I’ve been experimenting with converting plain English test descriptions into Playwright workflows using an AI copilot approach, and I’m running into a consistent issue. When I describe a test that involves waiting for dynamically loaded content—like data tables that populate after an API call—the generated workflow seems to rush through the steps without properly accounting for load times.
For example, I described a test like “log in, wait for the dashboard to fully load, then extract user data from the table.” The copilot generated valid Playwright syntax, but it skipped the explicit wait conditions. The workflow ran locally, but when we tested it in CI/CD with variable network conditions, it failed intermittently.
I’m wondering if this is just how plain English descriptions translate into code, or if there’s a way to make the AI copilot more aware of async operations. Has anyone else dealt with this? Do you have to manually refine the generated workflows to add extra wait logic, or is there a smarter way to structure your initial description?
This is exactly where a lot of teams hit friction. The issue isn’t really with the AI copilot itself—it’s that plain English descriptions often skip over the tedious async handling that’s crucial for real tests.
What I’ve found works better is being more explicit in your description. Instead of “wait for the dashboard to fully load,” say “wait for the table with id=user-data to be visible and stable for 2 seconds before extracting.” The copilot can then generate the right waitFor conditions.
But here’s the thing—if you’re coordinating this across multiple agents, you get even better results. One agent can handle the navigation and login, another can monitor network activity and validate when content is actually ready, and a third can do the extraction. They communicate back and forth about readiness states.
With Latenode, you can build this exact multi-agent workflow. Set up autonomous agents that handle different stages of your test, and they’ll coordinate on timing without you manually tweaking each wait condition.

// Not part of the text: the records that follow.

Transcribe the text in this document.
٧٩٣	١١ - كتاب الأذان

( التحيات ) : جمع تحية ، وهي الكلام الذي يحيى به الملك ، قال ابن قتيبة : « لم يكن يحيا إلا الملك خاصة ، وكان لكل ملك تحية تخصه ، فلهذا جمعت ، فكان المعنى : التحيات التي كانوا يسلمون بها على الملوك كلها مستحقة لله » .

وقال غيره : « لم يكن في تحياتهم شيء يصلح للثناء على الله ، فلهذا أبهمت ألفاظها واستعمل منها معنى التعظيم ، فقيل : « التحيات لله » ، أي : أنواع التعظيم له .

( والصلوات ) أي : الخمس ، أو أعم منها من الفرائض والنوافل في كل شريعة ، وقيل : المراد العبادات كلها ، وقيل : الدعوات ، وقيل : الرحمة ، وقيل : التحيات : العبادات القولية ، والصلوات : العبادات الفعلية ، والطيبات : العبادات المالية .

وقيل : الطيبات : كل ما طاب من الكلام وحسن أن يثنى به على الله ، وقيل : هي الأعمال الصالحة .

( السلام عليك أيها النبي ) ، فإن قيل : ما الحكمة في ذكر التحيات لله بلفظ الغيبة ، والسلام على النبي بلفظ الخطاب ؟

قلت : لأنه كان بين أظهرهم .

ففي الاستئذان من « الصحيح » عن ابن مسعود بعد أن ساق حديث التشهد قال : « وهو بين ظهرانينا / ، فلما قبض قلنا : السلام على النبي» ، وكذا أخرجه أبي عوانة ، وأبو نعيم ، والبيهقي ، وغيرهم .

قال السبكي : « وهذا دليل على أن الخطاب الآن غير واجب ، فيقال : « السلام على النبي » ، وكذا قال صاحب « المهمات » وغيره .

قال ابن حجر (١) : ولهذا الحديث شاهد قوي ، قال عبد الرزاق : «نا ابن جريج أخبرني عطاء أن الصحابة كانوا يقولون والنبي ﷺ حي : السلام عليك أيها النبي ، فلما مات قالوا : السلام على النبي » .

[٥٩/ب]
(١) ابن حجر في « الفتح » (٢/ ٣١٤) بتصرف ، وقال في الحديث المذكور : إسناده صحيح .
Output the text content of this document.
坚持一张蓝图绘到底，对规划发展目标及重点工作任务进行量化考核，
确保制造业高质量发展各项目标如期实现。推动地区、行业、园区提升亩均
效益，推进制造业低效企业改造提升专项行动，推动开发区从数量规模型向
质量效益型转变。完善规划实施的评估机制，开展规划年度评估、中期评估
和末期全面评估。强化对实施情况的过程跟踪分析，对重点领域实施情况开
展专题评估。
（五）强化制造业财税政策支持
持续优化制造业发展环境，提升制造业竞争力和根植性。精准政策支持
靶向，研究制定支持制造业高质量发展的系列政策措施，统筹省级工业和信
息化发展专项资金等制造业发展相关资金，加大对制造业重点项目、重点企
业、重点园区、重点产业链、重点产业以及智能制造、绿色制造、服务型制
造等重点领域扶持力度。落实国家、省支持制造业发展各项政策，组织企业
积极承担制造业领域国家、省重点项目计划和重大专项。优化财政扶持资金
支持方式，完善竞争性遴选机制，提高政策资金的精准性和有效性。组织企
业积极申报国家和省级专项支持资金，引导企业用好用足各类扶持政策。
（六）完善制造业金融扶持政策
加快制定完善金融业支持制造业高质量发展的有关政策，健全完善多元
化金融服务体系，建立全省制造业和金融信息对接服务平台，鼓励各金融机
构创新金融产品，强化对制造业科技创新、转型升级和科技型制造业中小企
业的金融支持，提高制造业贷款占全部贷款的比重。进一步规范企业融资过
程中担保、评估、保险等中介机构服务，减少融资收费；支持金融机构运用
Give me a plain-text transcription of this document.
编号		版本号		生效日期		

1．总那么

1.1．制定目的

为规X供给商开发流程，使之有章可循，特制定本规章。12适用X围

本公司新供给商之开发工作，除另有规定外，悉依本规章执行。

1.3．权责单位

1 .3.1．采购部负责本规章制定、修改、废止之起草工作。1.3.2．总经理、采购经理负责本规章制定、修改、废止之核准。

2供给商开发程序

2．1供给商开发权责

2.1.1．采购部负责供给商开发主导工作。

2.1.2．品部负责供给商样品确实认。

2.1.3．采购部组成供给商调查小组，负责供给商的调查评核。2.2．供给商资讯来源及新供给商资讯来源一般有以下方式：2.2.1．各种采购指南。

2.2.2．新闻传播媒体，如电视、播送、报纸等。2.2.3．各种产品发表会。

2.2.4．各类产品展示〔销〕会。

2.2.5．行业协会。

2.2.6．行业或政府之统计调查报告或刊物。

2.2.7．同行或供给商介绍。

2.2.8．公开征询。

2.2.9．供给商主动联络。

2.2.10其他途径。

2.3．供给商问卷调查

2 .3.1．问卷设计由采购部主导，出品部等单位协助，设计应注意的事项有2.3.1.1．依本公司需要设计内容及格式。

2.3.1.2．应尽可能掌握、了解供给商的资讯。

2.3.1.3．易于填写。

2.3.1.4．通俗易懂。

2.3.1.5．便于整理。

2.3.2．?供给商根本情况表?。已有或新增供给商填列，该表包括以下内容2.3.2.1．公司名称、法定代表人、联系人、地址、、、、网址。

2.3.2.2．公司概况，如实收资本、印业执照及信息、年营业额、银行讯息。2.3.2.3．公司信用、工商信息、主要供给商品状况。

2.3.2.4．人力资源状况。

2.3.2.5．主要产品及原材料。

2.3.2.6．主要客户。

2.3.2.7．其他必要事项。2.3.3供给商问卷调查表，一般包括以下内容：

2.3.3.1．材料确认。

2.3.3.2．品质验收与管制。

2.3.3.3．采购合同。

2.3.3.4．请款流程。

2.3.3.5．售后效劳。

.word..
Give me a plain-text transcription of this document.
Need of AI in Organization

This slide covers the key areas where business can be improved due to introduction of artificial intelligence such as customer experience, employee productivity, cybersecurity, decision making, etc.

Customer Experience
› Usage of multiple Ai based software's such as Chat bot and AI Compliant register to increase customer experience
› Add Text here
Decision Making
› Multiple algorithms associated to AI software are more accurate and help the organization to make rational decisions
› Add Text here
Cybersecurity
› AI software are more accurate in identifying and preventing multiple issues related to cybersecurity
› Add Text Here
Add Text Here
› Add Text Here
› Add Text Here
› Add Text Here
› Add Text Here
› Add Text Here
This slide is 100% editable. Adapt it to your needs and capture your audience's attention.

The platform lets you define handoff points between agents so one doesn’t proceed until the other confirms readiness.
You can start experimenting with this approach using their ready-to-use templates and customize the agent logic as needed.
I ran into this same problem about six months ago. The core issue is that AI-generated code tends to follow the happy path—it assumes everything loads instantly because the description didn’t specifically call out timing issues.
What helped me was treating the copilot output as a first draft, not gospel. I started adding logging statements to my descriptions: “log in, then log when navigation starts, wait for table to appear, log when it appears, extract data.” This gives the AI more context about what matters.
Also, I found that breaking the workflow into smaller chunks helps. Instead of one long description, I do multiple shorter ones: first the login flow, then verify the dashboard is ready, then extract. Each piece gets generated separately, and they compose together more reliably.
The flakiness you’re seeing in CI/CD is definitely the async problem. Local testing often passes because your machine is fast, but CI runners have variable resources.
Dynamic content loading is a persistent challenge with AI-generated workflows because the copilot operates on patterns from training data, and most examples probably don’t include edge cases like slow network conditions. The solution involves being compositional about your descriptions.
Instead of describing the entire user journey in one block, decompose it into discrete steps with explicit timeout values. For instance: “Step 1: Log in with credentials and verify login success by checking for the welcome message. Step 2: Navigate to dashboard and wait maximum 10 seconds for the data table with id=userTable to render.” This precision helps the AI generate more defensive Playwright code.
Additionally, consider versioning your test descriptions. Start with a basic version, run it, observe failures, then incrementally add detail about what the copilot missed. Over time, you build a library of well-described test scenarios.
The behavior you’re describing reflects a limitation in how natural language translates to imperative automation code. AI copilots generate syntactically correct Playwright, but they often omit non-obvious timing requirements because they’re inferring intent from text alone.
A practical approach is treating the generated workflow as an intermediate representation rather than final code. Review the output specifically for wait conditions. If your description mentions any UI element appearing, appearing, rendering, or loading, ensure the generated code includes explicit visibility or stability checks using Playwright locators with appropriate timeouts.
Consider also that if you’re working with Latenode’s platform specifically, their workflow builder might offer visibility into generated wait logic, allowing you to adjust or extend it before execution. Some platforms show you the intermediate steps and let you audit the copilot’s interpretation of your requirements.
Plain english descriptions often skip async stuff. Be explicit abt timing in ur description. Say “wait max 10s for table” not just “wait for table.” This gives copilot enough info to generate proper waitFor logic.